The government targets collect a total of 957 billion liras in revenues this year.

Tax revenues reached 67.4 billion liras in January, posting a 21 percent rise compared with the same month of 2019.

Value-added tax on imports and revenues from the special consumption tax increased by 29.6 percent and 22.2 percent to 10.55 billion liras and 12.93 billion liras, respectively, according to the ministry data.

Non-tax revenues also showed some 34 percent increase on an annual basis to 53.38 billion.

In 2019, Turkey’s central government budget balance posted a deficit of 123.7 billion liras, with 876 billion liras of revenue and 999.5 billion liras of expenses.

The country’s economic program, announced last September, aims to keep the budget deficit to gross domestic product (GDP) ratio at 2.9 percent in 2019, 2020, and 2021.

The government projects that the budget deficit will be 138.9 billion this year.
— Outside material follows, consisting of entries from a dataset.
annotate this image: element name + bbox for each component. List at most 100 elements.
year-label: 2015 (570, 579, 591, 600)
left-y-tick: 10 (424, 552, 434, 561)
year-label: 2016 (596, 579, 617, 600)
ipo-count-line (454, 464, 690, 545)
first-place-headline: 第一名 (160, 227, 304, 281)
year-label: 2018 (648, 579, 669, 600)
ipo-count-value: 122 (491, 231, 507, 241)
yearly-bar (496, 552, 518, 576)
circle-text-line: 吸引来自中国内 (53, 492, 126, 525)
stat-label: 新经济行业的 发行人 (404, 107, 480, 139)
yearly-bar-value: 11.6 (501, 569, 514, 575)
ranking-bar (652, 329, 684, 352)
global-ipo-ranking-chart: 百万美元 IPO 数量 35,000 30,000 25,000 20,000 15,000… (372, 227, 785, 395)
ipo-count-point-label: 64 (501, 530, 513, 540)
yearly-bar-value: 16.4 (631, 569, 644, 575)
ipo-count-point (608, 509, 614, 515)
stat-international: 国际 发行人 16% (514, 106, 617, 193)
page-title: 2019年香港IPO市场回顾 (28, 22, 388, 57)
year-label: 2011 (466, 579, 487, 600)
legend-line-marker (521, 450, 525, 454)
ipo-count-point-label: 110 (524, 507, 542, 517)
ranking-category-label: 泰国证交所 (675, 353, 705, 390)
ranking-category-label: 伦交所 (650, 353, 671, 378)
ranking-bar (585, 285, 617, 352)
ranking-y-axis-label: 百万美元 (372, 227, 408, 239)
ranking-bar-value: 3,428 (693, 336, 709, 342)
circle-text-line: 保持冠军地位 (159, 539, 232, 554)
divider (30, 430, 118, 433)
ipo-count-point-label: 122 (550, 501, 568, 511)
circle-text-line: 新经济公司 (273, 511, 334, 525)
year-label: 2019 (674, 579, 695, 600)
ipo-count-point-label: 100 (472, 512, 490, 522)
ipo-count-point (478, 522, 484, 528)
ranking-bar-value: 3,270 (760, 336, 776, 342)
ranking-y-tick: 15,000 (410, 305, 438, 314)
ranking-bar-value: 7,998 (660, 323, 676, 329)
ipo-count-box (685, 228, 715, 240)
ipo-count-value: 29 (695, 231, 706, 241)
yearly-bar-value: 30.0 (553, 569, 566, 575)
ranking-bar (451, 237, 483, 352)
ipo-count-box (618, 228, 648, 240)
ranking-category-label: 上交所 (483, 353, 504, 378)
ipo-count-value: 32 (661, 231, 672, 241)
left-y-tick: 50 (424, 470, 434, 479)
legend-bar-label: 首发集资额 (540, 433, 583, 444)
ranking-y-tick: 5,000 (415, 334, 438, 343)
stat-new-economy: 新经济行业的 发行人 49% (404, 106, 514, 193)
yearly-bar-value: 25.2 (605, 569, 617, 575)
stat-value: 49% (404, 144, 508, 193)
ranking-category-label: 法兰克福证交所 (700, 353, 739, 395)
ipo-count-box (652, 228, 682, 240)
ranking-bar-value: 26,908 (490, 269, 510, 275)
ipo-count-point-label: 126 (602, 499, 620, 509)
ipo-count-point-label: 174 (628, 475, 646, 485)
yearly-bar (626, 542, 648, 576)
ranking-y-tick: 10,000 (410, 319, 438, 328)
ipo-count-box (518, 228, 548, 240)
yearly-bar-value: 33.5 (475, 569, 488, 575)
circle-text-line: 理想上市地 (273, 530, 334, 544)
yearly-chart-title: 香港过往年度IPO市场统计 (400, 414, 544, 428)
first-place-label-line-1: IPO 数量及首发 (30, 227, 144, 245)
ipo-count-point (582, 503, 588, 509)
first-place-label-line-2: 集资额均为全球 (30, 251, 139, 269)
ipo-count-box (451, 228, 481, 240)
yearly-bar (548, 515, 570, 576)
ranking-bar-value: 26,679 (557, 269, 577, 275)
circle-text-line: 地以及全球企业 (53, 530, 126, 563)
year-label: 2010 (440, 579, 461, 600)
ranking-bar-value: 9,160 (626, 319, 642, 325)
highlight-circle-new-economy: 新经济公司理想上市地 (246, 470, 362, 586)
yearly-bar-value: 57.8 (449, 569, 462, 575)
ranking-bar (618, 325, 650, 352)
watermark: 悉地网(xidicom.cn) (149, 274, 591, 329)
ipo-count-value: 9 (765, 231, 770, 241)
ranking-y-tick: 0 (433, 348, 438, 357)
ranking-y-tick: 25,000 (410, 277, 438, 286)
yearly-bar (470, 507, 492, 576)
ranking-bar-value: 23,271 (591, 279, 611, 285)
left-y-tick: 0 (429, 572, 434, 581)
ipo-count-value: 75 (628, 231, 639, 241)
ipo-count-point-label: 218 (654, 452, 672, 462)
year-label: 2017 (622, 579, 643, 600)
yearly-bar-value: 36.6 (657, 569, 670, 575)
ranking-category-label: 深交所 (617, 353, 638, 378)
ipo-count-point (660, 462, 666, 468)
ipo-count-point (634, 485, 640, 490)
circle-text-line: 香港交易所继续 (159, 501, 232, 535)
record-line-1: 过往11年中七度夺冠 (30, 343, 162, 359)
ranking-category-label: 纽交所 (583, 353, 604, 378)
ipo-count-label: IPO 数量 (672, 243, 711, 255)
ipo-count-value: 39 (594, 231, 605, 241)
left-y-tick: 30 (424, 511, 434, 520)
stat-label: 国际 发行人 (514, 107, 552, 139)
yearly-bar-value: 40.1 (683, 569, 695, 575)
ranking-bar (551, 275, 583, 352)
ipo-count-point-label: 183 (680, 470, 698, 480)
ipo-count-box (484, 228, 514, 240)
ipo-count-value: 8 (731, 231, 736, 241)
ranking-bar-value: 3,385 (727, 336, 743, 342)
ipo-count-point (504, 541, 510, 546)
The central government budget deficit is projected to amount to 157.6 billion liras next year.

According to the estimates in the economic program, the country’s budget deficit will ease to 2.6 percent of gross domestic product (or 160.1 billion liras) in 2022.

The Turkish Statistics Institute (TÜİK) will release GDP figures for 2019 in March.

The Treasury and Finance Ministry yesterday said in a statement, accompanying the budget figures for January, that during the program period fiscal discipline will be maintained with determination.